Methods: Subjects who had successfully completed at least one dry eye study were included in the analysis (N = 1343). A mixed-model, repeat-measure analysis was performed to assess the association of age, gender, and duration of disease with the severity of dry eye signs, as measured by clinician-graded baseline corneal fluorescein staining before and after a Controlled Adverse Environment (CAE) challenge, and with dry eye symptoms, as measured by subject diary-reported ocular discomfort and dryness scored during a placebo run-in period.

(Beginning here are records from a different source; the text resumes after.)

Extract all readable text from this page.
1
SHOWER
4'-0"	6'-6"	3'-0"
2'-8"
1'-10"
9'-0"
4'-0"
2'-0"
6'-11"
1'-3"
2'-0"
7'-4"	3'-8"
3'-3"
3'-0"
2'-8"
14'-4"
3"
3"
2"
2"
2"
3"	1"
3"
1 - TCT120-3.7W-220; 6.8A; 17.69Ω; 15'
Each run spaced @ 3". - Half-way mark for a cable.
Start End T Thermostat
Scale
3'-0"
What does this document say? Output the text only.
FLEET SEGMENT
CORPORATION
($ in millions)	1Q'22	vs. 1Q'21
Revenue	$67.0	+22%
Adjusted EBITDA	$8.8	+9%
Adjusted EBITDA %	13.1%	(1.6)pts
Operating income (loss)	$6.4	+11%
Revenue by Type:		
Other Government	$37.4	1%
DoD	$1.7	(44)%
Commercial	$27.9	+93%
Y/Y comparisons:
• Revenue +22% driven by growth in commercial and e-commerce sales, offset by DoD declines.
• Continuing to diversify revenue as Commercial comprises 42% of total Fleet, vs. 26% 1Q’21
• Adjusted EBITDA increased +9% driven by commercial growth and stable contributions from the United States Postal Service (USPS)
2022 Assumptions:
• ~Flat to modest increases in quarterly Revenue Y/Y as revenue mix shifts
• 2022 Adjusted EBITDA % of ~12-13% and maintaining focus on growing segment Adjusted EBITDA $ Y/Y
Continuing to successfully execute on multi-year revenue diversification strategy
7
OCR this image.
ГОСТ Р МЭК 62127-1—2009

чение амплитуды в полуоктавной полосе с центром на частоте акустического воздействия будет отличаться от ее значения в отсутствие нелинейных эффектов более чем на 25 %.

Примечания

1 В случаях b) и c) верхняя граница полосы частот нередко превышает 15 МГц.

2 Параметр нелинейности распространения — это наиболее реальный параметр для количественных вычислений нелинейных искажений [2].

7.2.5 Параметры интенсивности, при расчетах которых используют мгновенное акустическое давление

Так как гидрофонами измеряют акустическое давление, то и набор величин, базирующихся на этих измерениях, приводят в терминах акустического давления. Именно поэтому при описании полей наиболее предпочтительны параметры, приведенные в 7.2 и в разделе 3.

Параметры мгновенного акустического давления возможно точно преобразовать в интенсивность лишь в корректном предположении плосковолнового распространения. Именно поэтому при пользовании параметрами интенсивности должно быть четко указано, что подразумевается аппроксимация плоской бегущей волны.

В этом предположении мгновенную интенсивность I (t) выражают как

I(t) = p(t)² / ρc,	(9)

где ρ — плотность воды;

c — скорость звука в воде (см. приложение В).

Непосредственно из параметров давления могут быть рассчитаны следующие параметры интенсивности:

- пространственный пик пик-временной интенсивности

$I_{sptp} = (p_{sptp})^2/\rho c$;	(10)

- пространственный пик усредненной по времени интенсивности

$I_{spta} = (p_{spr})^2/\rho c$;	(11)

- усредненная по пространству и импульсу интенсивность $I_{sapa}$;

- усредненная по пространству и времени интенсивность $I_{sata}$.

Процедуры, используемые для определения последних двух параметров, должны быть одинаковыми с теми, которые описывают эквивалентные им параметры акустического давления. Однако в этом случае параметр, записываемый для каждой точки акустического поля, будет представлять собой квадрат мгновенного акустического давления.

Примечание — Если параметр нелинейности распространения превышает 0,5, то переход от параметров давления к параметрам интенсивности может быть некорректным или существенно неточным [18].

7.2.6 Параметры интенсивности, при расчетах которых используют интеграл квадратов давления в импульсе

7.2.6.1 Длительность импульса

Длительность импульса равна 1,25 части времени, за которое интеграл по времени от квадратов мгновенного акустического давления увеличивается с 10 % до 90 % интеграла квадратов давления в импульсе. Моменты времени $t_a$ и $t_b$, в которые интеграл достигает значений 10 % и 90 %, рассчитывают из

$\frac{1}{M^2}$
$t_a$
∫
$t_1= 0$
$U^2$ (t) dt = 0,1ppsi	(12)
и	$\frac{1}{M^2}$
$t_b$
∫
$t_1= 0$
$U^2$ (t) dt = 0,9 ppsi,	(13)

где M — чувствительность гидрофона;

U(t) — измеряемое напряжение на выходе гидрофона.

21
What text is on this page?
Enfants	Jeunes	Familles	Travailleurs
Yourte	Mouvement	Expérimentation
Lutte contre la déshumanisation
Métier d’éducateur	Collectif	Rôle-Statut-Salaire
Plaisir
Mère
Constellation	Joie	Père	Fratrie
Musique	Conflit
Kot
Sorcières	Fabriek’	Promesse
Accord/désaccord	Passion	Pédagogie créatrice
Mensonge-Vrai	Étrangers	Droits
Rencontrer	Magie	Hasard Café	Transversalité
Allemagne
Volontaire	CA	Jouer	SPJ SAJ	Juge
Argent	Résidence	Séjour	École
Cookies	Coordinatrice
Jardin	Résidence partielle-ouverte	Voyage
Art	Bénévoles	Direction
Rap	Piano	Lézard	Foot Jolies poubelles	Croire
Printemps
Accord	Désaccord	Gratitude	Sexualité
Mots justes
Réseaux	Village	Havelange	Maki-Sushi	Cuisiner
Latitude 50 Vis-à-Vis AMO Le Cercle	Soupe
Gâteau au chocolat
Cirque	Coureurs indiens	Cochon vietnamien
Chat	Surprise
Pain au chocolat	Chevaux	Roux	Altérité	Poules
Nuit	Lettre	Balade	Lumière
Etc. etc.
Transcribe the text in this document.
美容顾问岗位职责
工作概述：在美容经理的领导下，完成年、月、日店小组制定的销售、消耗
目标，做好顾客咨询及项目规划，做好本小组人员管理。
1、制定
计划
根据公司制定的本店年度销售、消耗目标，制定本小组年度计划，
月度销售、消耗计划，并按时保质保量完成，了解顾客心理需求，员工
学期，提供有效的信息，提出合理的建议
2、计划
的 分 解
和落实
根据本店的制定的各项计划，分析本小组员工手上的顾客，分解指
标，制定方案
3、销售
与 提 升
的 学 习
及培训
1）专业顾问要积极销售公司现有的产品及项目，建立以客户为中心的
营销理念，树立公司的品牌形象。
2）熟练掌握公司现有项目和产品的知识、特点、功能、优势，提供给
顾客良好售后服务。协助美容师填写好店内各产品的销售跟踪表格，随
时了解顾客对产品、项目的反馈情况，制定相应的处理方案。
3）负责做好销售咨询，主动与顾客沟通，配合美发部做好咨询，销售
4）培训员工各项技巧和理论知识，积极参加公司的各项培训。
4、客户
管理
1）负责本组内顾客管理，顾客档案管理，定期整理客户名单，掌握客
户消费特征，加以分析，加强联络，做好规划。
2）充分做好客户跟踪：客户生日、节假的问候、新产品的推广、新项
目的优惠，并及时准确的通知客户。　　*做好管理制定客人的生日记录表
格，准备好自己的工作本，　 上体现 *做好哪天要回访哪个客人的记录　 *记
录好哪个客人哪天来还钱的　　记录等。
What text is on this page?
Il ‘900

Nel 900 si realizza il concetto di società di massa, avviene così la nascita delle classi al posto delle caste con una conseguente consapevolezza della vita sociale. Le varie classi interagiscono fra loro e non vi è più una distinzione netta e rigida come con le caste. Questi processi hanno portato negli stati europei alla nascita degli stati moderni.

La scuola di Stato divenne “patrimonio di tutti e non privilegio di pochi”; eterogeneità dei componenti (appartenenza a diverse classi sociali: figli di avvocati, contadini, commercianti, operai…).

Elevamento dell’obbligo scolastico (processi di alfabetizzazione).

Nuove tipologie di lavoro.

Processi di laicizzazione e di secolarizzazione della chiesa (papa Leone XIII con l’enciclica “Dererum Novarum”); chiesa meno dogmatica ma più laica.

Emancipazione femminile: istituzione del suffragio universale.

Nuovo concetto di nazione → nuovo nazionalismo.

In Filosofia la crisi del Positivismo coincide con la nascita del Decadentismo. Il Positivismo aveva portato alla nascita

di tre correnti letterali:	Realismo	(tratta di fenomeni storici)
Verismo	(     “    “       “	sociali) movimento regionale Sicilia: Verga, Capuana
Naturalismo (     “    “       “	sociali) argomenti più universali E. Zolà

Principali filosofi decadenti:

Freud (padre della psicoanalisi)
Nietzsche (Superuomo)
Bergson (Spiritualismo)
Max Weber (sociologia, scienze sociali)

Results: The demographic criteria evaluated (age, gender, duration of disease) significantly affected dry eye sign and symptom severity (p < 0.05). Increased age was associated with a worsening of signs (inferior, superior, and central fluorescein staining). Increased duration of disease was associated with a worsening of both signs and symptoms of dry eye. Female gender was associated with a worsening of both clinical signs and a worsening of symptoms. There was a significant interaction between gender and duration of dry eye disease, with symptoms worsening with duration of disease among females.
Conclusions: The results of this study demonstrate clear associations between the demographic characteristics of age, gender, and duration of disease, and the severity of dry eye signs and symptoms. The findings of worsening of signs in older patients and with longer duration of disease are consistent with the literature. Increased severity of dry eye signs and symptoms in females is also consistent with previous findings. All three demographic criteria should be carefully considered in clinical trial design.